Massive Open Online Courses (MOOCs) provide learning opportunities to all regardless of age, cultural background, social economic status, prior knowledge, and motivation. However, these opportunities are missed when learners do not successfully learn. Learning in MOOCs differ from conventional classroom. Students are given the responsibilities to plan their own study schedule and decide what they want to do with the course materials. Therefore, success in learning relies heavily on learners’ ability to regulate their own learning and factors that affect the self-regulatory learning process.
Originally trained as a teacher for primary and secondary school in her home country Singapore, Jacqueline turned to psychology in 2006. After completing her bachelor’s degree in Psychology and Linguistics at the University of Queensland, she returned to teaching for six more years. In 2014, she decided to further develop herself professionally by pursuing a master’s degree in psychology in Rotterdam. Upon her graduation, she worked as a research assistant on using sensor technology to understand the relations between human physiological responses and task engagement. In early 2016 she returned to academia again. This time as a PhD.
Jacqueline is doing her PhD at the Department of Psychology, Education and Child Studies of Erasmus University Rotterdam. Her main focus is on the relationship between student characteristics and their engagement as well as achievement in open online higher education such as Massive Open Online Courses (MOOCs). Together with two other PhDs of the Leiden-Delft-Erasmus Centre for Education and Learning (CEL) she wants to find out what the success factors of open online education are.
What do you want to have contributed at the end of your PhD?
‘I am interested in providing learning support to students in MOOCs by making changes to the online course environment. Through these changes, it is possible to sustain or increase motivation and self-regulated learning (SRL) support. The end goal is to enhance learning and completion rates. MOOCs being a relatively new learning environment, we don’t know what kind of interventions are better for which learners at this moment. At the end of my PhD, I hope to contribute to the knowledge we have of learners so as to create more adaptive learning support.’
Self-regulated learning supports?
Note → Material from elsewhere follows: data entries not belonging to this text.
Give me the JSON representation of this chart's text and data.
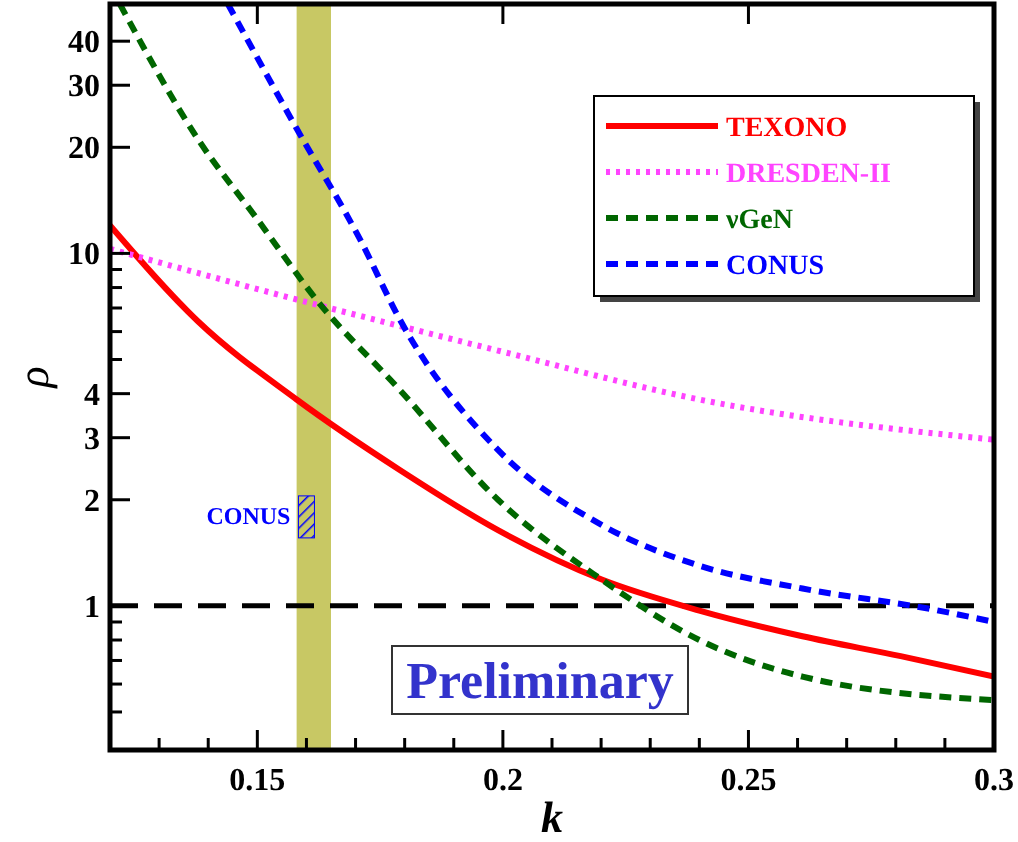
{
  "chart_data": {
    "type": "line",
    "xlabel": "k",
    "ylabel": "ρ",
    "log": "y",
    "xlim": [
      0.12,
      0.3
    ],
    "ylim": [
      0.39,
      51
    ],
    "xticks": [
      {
        "value": 0.13,
        "label": null
      },
      {
        "value": 0.14,
        "label": null
      },
      0.15,
      {
        "value": 0.16,
        "label": null
      },
      {
        "value": 0.17,
        "label": null
      },
      {
        "value": 0.18,
        "label": null
      },
      {
        "value": 0.19,
        "label": null
      },
      0.2,
      {
        "value": 0.21,
        "label": null
      },
      {
        "value": 0.22,
        "label": null
      },
      {
        "value": 0.23,
        "label": null
      },
      {
        "value": 0.24,
        "label": null
      },
      0.25,
      {
        "value": 0.26,
        "label": null
      },
      {
        "value": 0.27,
        "label": null
      },
      {
        "value": 0.28,
        "label": null
      },
      {
        "value": 0.29,
        "label": null
      },
      0.3
    ],
    "yticks": [
      {
        "value": 0.5,
        "label": null
      },
      {
        "value": 0.6,
        "label": null
      },
      {
        "value": 0.7,
        "label": null
      },
      {
        "value": 0.8,
        "label": null
      },
      {
        "value": 0.9,
        "label": null
      },
      1,
      2,
      3,
      4,
      {
        "value": 5,
        "label": null
      },
      {
        "value": 6,
        "label": null
      },
      {
        "value": 7,
        "label": null
      },
      {
        "value": 8,
        "label": null
      },
      {
        "value": 9,
        "label": null
      },
      10,
      20,
      30,
      40
    ],
    "legend": "top right",
    "grid": false,
    "series": [
      {
        "name": "TEXONO",
        "color": "#ff0000",
        "line_style": "solid",
        "x": [
          0.12,
          0.138,
          0.158,
          0.179,
          0.199,
          0.22,
          0.24,
          0.261,
          0.281,
          0.3
        ],
        "values": [
          12,
          6.4,
          3.85,
          2.43,
          1.64,
          1.19,
          0.97,
          0.82,
          0.72,
          0.63
        ]
      },
      {
        "name": "DRESDEN-II",
        "color": "#ff44ff",
        "line_style": "dotted",
        "x": [
          0.12,
          0.158,
          0.199,
          0.24,
          0.3
        ],
        "values": [
          10.3,
          7.4,
          5.3,
          3.85,
          2.96
        ]
      },
      {
        "name": "νGeN",
        "color": "#006600",
        "line_style": "dashed",
        "x": [
          0.122,
          0.138,
          0.15,
          0.162,
          0.179,
          0.199,
          0.22,
          0.24,
          0.261,
          0.3
        ],
        "values": [
          51,
          21,
          12.5,
          7.4,
          4.1,
          2.0,
          1.19,
          0.8,
          0.63,
          0.54
        ]
      },
      {
        "name": "CONUS",
        "color": "#0000ff",
        "line_style": "dashed",
        "x": [
          0.144,
          0.158,
          0.171,
          0.179,
          0.199,
          0.22,
          0.24,
          0.261,
          0.287,
          0.3
        ],
        "values": [
          51,
          22.6,
          10.9,
          6.5,
          2.77,
          1.7,
          1.3,
          1.12,
          0.98,
          0.9
        ]
      }
    ],
    "ref_lines": [
      {
        "axis": "y",
        "value": 1,
        "color": "#000000",
        "line_style": "dashed"
      }
    ],
    "bands": [
      {
        "axis": "x",
        "from": 0.158,
        "to": 0.165,
        "color": "#c8c864"
      }
    ],
    "annotations": [
      {
        "text": "CONUS",
        "x": 0.16,
        "y": 1.8
      },
      "Preliminary"
    ]
  }
}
You have to explain that to me.
‘Self-regulated learning (SRL) is the extent to which students are involved in their learning, be it cognitively, motivationally, or behaviourally. This includes how students plan and organize their learning, use learning strategies during learning, and reflect on how well they are learning.
SRL supports come in many different forms. They can be about goal setting, time management, visual feedback to reduce procrastination, self-monitoring or note-taking systems.’
What are you working on now?
‘At the moment I am conducting experiments in three of the MOOCs offered by Erasmus University. These MOOCs are Serious Gaming, Econometrics and Innovation Management. These courses differ in their design. This means that we are not only looking at learners who are interested in different subjects with different motivations, we can also compare the effect of the supporting SRL in the different courses.
In the current study, we are examining whether prompting and recommending self-regulated learning (SRL) in MOOCs enhance learning outcomes. Videos to prompt and recommend SRL were incorporated into the MOOCs. They were intended to prompt students to ask themselves whether they are regulating their own learning.
Why are you researching this?
Most people are not good at reflecting on their own learning. Or it could be that self-regulating one’s own learning do not happen spontaneously. With the prompts to stimulate students to think about their learning state and the SRL recommendations that students can use, I hope that students learning in MOOCs will be better at regulating their own learning and become more successful MOOC learners. Part of the study is also to investigate why some learners are more successful than the others and what the differences are in their learning behaviour.’
You started your PhD in April 2016. How was your first year?
‘During my first year, which was a good year with some steep learning curves, I have looked into the types of self-regulated learning supports that have been implemented in online learning environments and made plans for my research project.’
And did you find self-regulated learning supports in online learning environments?
First of all, I found that there was a lack of empirical studies on SRL supports in MOOCs. Therefore, I extended the question to what kind of SRL supports have already been implemented in online learning environments. The goal was to gain insights from online learning environments and translate these findings to the development of SRL supports in MOOCs. In collaboration with the other CEL PhDs (Tim van der Zee and Dan Davis) I wrote a systematic review of the studies we found. The paper is currently under review.’
Congratulations! So the CEL collaboration immediately paid off?
‘Yes. The three of us communicate regularly. It’s like a PhD support network in that sense. We share interesting articles that are related to our field or we update each other on how things are going. Depending on the projects we are working on, we will identify areas that we can involve each other. Sometimes the supervisors also give us a specific task to work on together. Like Tim and I who are in the editorial board of the Leiden-Delft-Erasmus Student Success website.